Fortunately, some building owners and managers appear to be taking both initial and ongoing maintenance costs into account when choosing flooring types. Companies tend to be moving towards using materials that will reduce the total amount of labor hours. These would be pre-finished wood, marble and natural stone.
Many facility owners are choosing stamped or colored concrete. Behind its growing popularity is the fact that it can last indefinitely. Once the floor is coated and sealed, maintenance typically consists of regular cleaning and buffing.
When it comes to products used to clean hard floors, a clear trend is towards environmentally friendly or green products. Along with a concern for the environment, maintenance and facility managers want to ensure that they’re not introducing chemicals that may harm the building’s occupants.

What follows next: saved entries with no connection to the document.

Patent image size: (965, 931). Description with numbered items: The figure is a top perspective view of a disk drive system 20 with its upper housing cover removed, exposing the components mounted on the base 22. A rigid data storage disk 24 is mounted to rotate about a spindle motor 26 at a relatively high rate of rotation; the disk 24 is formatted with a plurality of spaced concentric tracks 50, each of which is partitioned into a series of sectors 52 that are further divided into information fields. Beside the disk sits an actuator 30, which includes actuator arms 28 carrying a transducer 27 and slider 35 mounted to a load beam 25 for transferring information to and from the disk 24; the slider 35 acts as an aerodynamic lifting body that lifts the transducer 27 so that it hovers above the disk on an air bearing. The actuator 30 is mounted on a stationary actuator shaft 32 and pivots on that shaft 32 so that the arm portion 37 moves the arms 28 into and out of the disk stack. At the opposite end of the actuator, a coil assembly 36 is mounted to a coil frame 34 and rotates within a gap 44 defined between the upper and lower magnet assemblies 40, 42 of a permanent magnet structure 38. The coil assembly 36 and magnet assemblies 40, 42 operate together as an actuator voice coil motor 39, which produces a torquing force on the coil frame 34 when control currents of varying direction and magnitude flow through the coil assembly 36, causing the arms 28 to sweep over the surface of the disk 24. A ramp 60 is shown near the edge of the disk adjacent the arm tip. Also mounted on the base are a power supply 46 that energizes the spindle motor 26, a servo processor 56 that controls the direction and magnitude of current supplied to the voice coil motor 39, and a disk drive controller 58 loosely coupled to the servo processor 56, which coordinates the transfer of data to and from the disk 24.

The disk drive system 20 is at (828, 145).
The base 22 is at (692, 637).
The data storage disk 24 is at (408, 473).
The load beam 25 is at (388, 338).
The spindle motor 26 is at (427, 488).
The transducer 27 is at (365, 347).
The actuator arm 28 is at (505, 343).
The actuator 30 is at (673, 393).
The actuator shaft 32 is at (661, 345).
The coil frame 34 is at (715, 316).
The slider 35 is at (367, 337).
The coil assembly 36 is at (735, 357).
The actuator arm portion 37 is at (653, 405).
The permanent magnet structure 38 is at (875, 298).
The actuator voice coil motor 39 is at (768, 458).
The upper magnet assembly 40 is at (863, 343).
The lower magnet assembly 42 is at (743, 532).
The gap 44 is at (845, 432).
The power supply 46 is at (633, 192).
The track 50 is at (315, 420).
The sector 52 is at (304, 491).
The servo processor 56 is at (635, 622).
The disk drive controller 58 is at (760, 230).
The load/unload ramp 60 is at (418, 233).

This corresponds to a broad move to green practices within the facilities management profession. In an online survey conducted in 2005 by the International Facility Management Association (IFMA), 70 percent of the 341 facility managers responding reported taking such environmentally friendly steps as making greater use of natural daylight and conserving water.
The current crop of green cleaning products generally works as well as more traditionally formulated cleaning solutions. However, it’s still unclear whether green floor finishes will last as long as their counterparts.
In addition to the growing number of green products, more products are formulated to clean different areas by varying the concentration used. For instance, by diluting a particular cleaner to different concentrations, it can be used to clean both floors and countertops.
Along the same lines, building owners and managers are increasingly interested in machines that do more than one cleaning task. One example is a machine that will dust, wash and polish the floor in one swoop. Manufacturers found that implementing products like this will reduce labor costs and allow workers more time to complete other cleaning tasks.
Experts predict growing interest in the certification of maintenance and janitorial workers. It is expected that within five to 10 years, workers wont be able to clean a building without certification. The reason? The risk that an untrained worker may make a costly mistake, such as choosing a cleaning solution that damages the floor, is simply too great.
Along the same lines, experts foresee the day when building owners will want scientific validation that a cleaning job has been properly done. For instance, they may stipulate a floor shine level of between 87 and 91, as measured by a glossometer. It is expected that the industry is on the verge of departments writing this into contracts.
Karen M. Kroll is a freelance writer based in Minneapolis, MN.